I spoke to women who have been on the giving or receiving end of such generosity and asked for some specific guidance for how to organize meal deliveries for a friend in need. (By the way, these tips are also perfect for families who have a new baby!) While any meal is appreciated, we all want to do what is most helpful for our friends. Here are some of their suggestions:
- If you are the organizer, schedule meals for only four nights per week, which is usually enough food. I was surprised, but many people said daily deliveries were too much.
- While my tendency is to make a comforting casserole, few people can eat heavy meals every night.

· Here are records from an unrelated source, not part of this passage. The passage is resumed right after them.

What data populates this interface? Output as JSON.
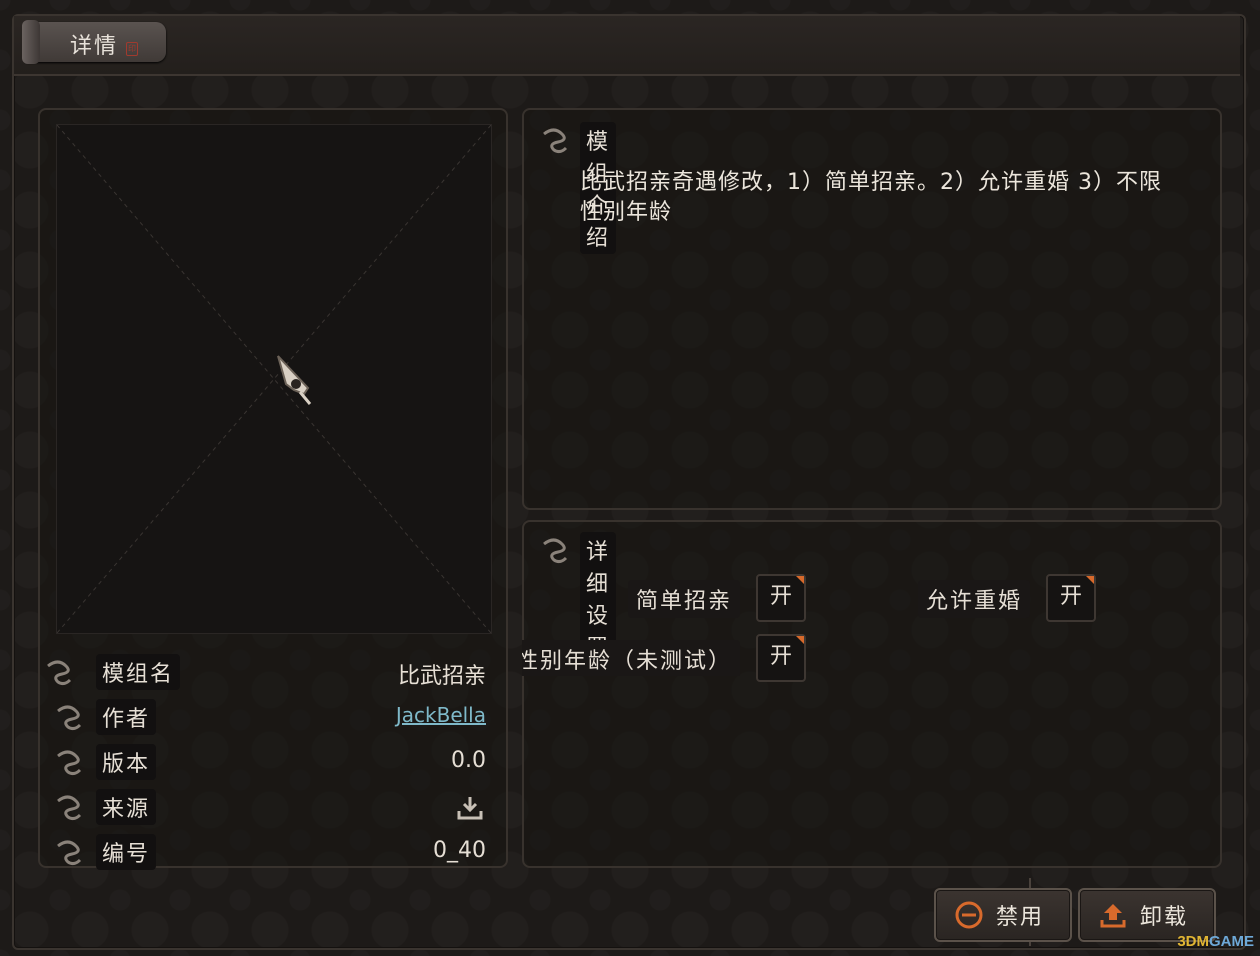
{
  "window": {
    "title": "详情"
  },
  "preview": {
    "image_alt": "preview-placeholder"
  },
  "info": {
    "rows": [
      {
        "label": "模组名",
        "value": "比武招亲",
        "type": "text"
      },
      {
        "label": "作者",
        "value": "JackBella",
        "type": "link"
      },
      {
        "label": "版本",
        "value": "0.0",
        "type": "text"
      },
      {
        "label": "来源",
        "value": "",
        "type": "icon",
        "icon": "download-icon"
      },
      {
        "label": "编号",
        "value": "0_40",
        "type": "text"
      }
    ]
  },
  "description": {
    "header": "模组介绍",
    "text": "比武招亲奇遇修改，1）简单招亲。2）允许重婚 3）不限性别年龄"
  },
  "settings": {
    "header": "详细设置",
    "items": [
      {
        "label": "简单招亲",
        "state": "开"
      },
      {
        "label": "允许重婚",
        "state": "开"
      },
      {
        "label": "限性别年龄（未测试）",
        "state": "开"
      }
    ]
  },
  "actions": {
    "disable_label": "禁用",
    "uninstall_label": "卸载"
  },
  "watermark": {
    "prefix": "3DM",
    "suffix": "GAME"
  },
  "colors": {
    "accent": "#d86a2c",
    "link": "#7fb9c9",
    "background": "#1c1917"
  }
}
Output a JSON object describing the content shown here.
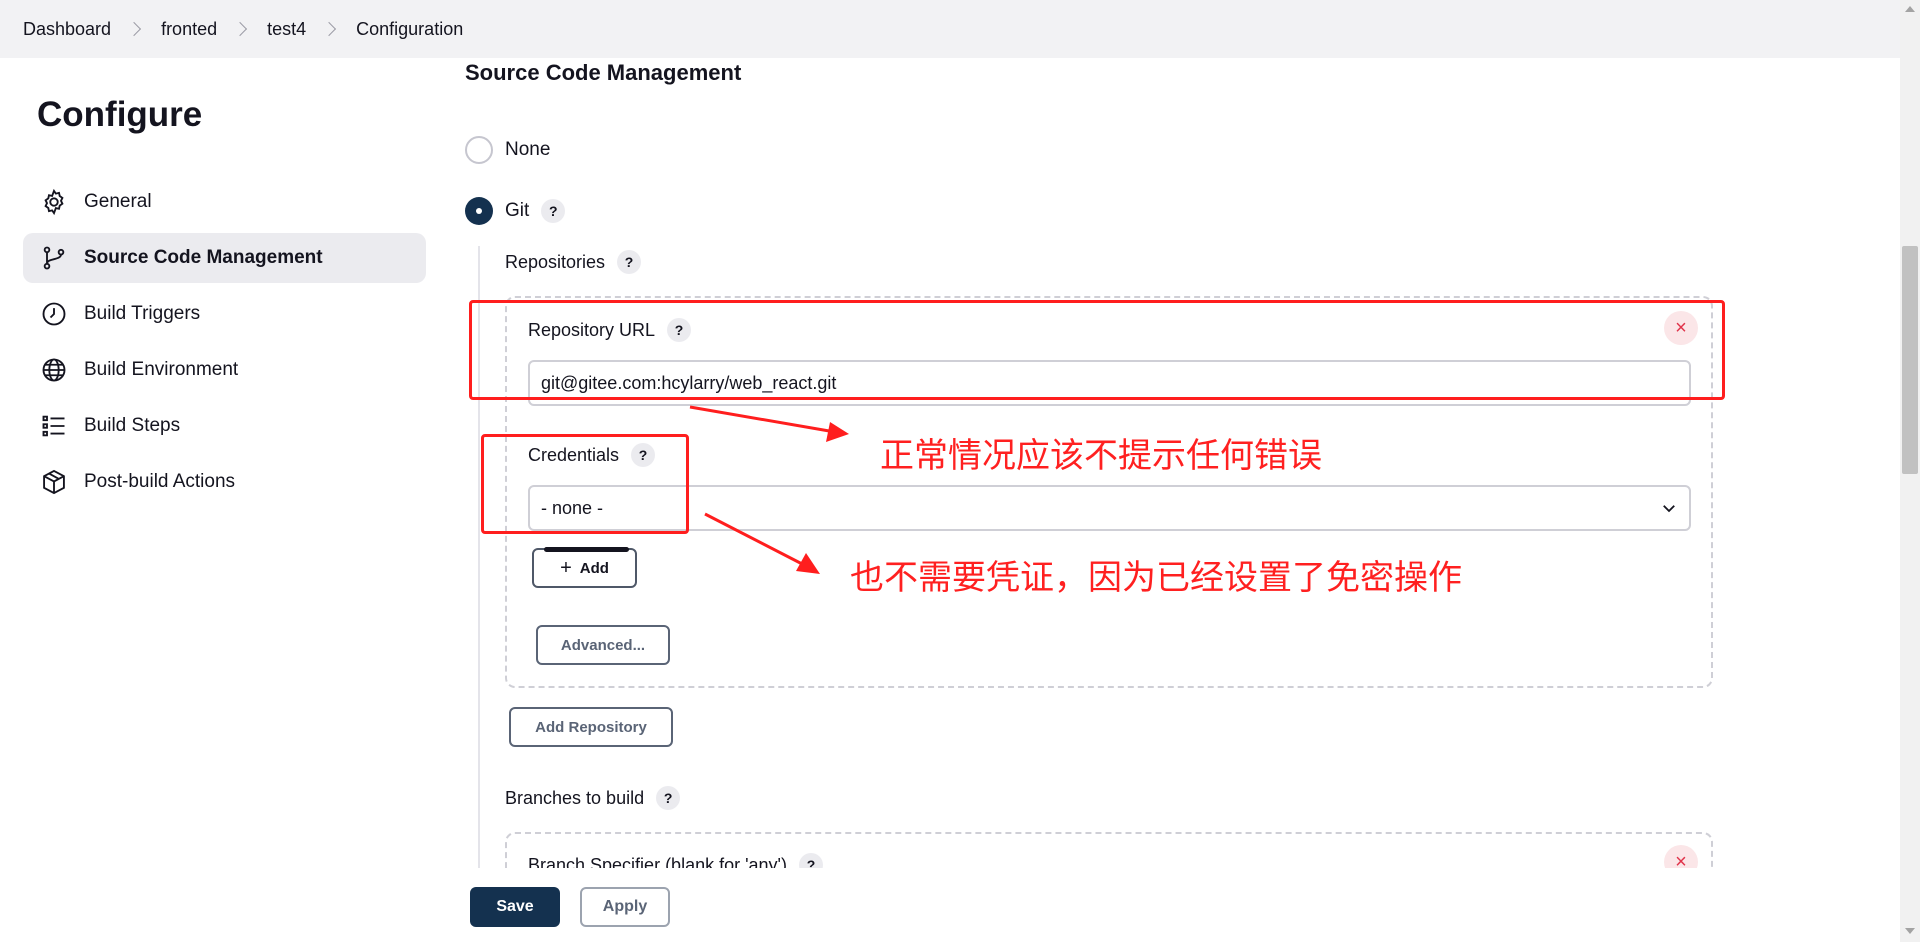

Consider lighter meals such as baked chicken or grilled fish, and include a salad or fruit. If possible, coordinate meals so the family has some variety. A friend of ours who had a long term illness said she loved when people brought ethnic or meatless meals.
- If you don’t have time to cook, a delivery of fresh fruit and vegetables, or even a meal from a restaurant, is a welcome change for families who may not have time to grocery shop.
- Deliver meals in disposable or reusable containers so the family doesn’t have to return dishes.
- Unless specifically asked, don’t turn the food drop-off into a social visit. The family is probably too exhausted to have company. Some families even set up a cooler outside for this purpose.
Any gesture of kindness means so much when we are going through rough times. When they come out on the other side of the illness, friends have told me that the kindness of their communities kept their spirits up and was one of the few silver linings around their otherwise cloudy days.